Edit the template from having a single step in the steps
list:
steps:
- name: GaussianSplattingPipeline
script:
...
to have three sequential steps connected by dependencies, named for the scripts they run:
steps:
- name: ExtractVideoFrames
script:
...
- name: SolveStructureFromMotion
dependencies:
- dependsOn: ExtractVideoFrames
script:
...
- name: TrainGaussianSplatting
dependencies:
- dependsOn: SolveStructureFromMotion
script:
...
For each step, copy the whole structure but keep a subset of the embedded script. Here's the SfM step, the rest we'll leave as an exercise for the reader.
- name: SolveStructureFromMotion
dependencies:
- dependsOn: ExtractVideoFrames
script:
actions:
onRun:
command: bash
args: ['{{Task.File.Run}}']
embeddedFiles:
- name: Run
filename: solve_sfm.sh
type: TEXT
data: |
#!/bin/env bash
set -xeuo pipefail
cd "$WORKSPACE_DIR"
# 2. Solve Structure-from-Motion, saving the pinhole model and undistorted images
solve_glomap_sfm.sh \
./source_images \
./sfm_workspace \
./sparse \
./images
echo "openjd_status: Finished solving SfM"
hostRequirements:
attributes:
- name: attr.worker.os.family
anyOf:
- linux
amounts:
- name: amount.worker.gpu
min: 1
When you run this job, it will run slower due to scheduling and data transfer overhead between the steps.
On the other hand, it's organized to schedule on different fleets by editing the hostRequirements
of
each step, or add task parallelism
to a step that can be split up into many identical tasks.
The right job structure will depend on how you use the job.
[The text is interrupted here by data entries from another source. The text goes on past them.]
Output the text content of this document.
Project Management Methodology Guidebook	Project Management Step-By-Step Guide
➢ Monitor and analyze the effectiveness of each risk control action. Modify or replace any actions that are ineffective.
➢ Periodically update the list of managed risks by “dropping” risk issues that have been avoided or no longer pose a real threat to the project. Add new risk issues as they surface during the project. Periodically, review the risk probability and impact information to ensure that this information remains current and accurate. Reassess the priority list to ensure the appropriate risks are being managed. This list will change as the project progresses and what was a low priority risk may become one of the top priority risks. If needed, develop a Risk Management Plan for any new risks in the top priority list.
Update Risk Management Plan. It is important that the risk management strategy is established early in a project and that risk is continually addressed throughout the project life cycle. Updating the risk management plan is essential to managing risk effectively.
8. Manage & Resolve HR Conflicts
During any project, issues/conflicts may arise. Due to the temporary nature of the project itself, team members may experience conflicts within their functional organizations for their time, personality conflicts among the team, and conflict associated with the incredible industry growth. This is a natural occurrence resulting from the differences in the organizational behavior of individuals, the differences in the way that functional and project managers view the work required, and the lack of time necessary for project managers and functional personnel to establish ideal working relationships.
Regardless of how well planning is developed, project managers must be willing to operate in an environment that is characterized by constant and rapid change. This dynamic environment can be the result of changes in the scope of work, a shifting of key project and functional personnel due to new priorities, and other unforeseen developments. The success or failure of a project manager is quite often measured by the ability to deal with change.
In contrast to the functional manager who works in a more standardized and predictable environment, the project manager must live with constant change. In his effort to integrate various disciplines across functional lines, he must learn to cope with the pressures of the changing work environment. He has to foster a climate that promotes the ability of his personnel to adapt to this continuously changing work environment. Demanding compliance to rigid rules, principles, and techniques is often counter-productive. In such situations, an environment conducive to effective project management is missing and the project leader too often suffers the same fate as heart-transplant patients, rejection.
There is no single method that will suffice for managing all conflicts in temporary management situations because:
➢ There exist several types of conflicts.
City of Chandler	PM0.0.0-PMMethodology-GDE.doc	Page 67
Here are some more directions you might take it:
- One job to extract frames and solve Structure-from-Motion. A second job that trains the Gaussian Splatting. With this structure, you can preprocess into camera poses once, after which you iteratively try different variations of Gaussian Splatting parameters.
- A job to train Gaussian Splatting that optionally starts from an existing workspace, and continues training it. This way, you can run one job to train initial lower quality versions, and then select the best candidates for continued training after visually inspecting them.
- Add steps between frame extraction and Structure-from-Motion that removes blurry images from the workspace, calculates masks to remove the background or people, etc.